With respect to learning, the one law that is absolute is that in order to learn we have to attend to what we are learning.
I expected to spend my one free Saturday this month slogging around the greater metro area to test-drive used Civics. Instead, I am flying west towards the Shenandoah mountains with the pooch panting out the back window.
I pass two Mazdas — one a hatchback, one a little Mazda 3 coupe. The tires really are shallow, just like my mechanic said. A Sienna bears down on me so I move over, then a smaller Matrix passes behind. An Accord — probably an 04 or 05 — slides past followed by a late-model Elantra with its sleek body and moonroof, then a Lexus SUV.
I catalog vehicles for a good 15 minutes before I realize what I’m doing. It’s been a week since I signed the check. No need to look out there anymore. My little 2009 Corolla’s new tags are a perfect complement to its azure sheen.
I turn my attention back to This American Life. As I cruise along, housing developments thin out, the road narrows to two lanes, and meadows roll across the landscape.
A little blue Ford Fiesta sporting a kicky spoiler is keeping pace with me. I leave it behind and head off onto a mountain road just as three Mustangs in a row come growling around a curve.
I remind myself all over again that this is unnecessary. Soon I am scanning the wooded edges of a winding road, peering into dappled green curtains to make out the break where a postage-stamp sign points to a trailhead. Only after I have missed the turnoff three times and driven a dozen fruitless miles in both directions does my mind finally release its grip on the make and model of every vehicle I pass.

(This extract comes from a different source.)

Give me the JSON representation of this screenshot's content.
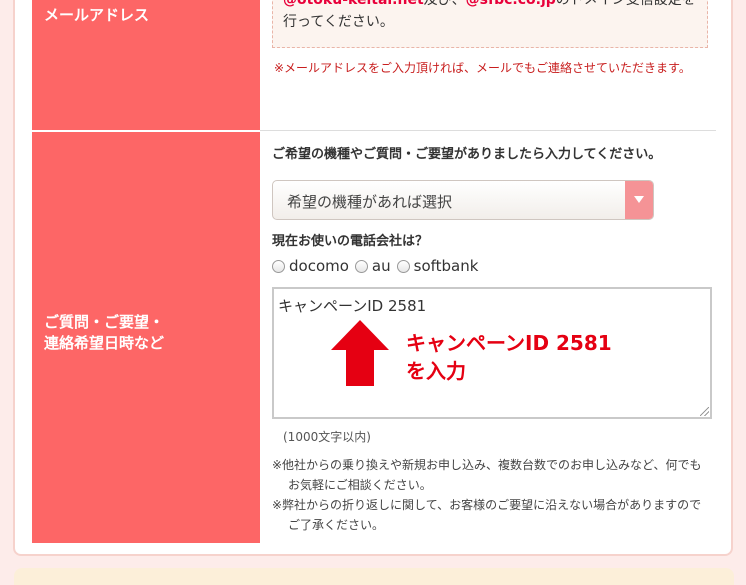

My errant focus is a curious creature. It’s “me,” right? Yet most of the time it acts like an obstinate kid I have to keep from throwing tantrums and running into traffic.
As recently as July, my automobile attention was limited to scanning for maniac drivers on the Beltway and looking both ways when walking to the park. I could identify Ford and Jeep emblems because they make them for dunces like me by including the actual word. The rest of them? A Toyota is an Audi is a Hyundai is a Honda.
Then my Saturn failed its emissions test and its registration was due to expire. I gritted my teeth and willed myself to scan and sort. I would walk through a parking lot and shelve images of body types and model names. Back home, I’d surf dealer sites, Craigslist, Edmunds.
Until August, auto-speak was a foreign tongue. I knew maybe 10 vocabulary words and none of the grammar. This was all by choice. The list of activities I would actively pursue before learning about cars is about 350 items long. Cleaning toilets is among them.
But that deadline was closing in. Proficiency in car-talk shot up to into my top 10. Then top 5. Soon Auto took its place as the Lingua Franca of Chez Smirk.
A mere five weeks of sporadic car-noticing and car-shopping have turned me auto-conversant. Auto-philic. Auto-matic.
My distaste for cars is irrelevant. Because I trained my mind to attend there, it attends there.
I have to say this again:
Five weeks!
I get it now. I mean, I really get it.
We become what we pay attention to.
– Sue Monk Kidd
If this fleeting moment of focusing one one thing leads to an almost habitual orientation towards that thing, what happens after a few months or years or decades? Of course the mind returns again and again to its old ways. No matter how ineffective, unwelcome, toxic, and tortured a habit is, the mind will revert to it. No matter how many time the mind tries to pull it up by its roots, it will creep back in.
Until that mind plants something else in its place.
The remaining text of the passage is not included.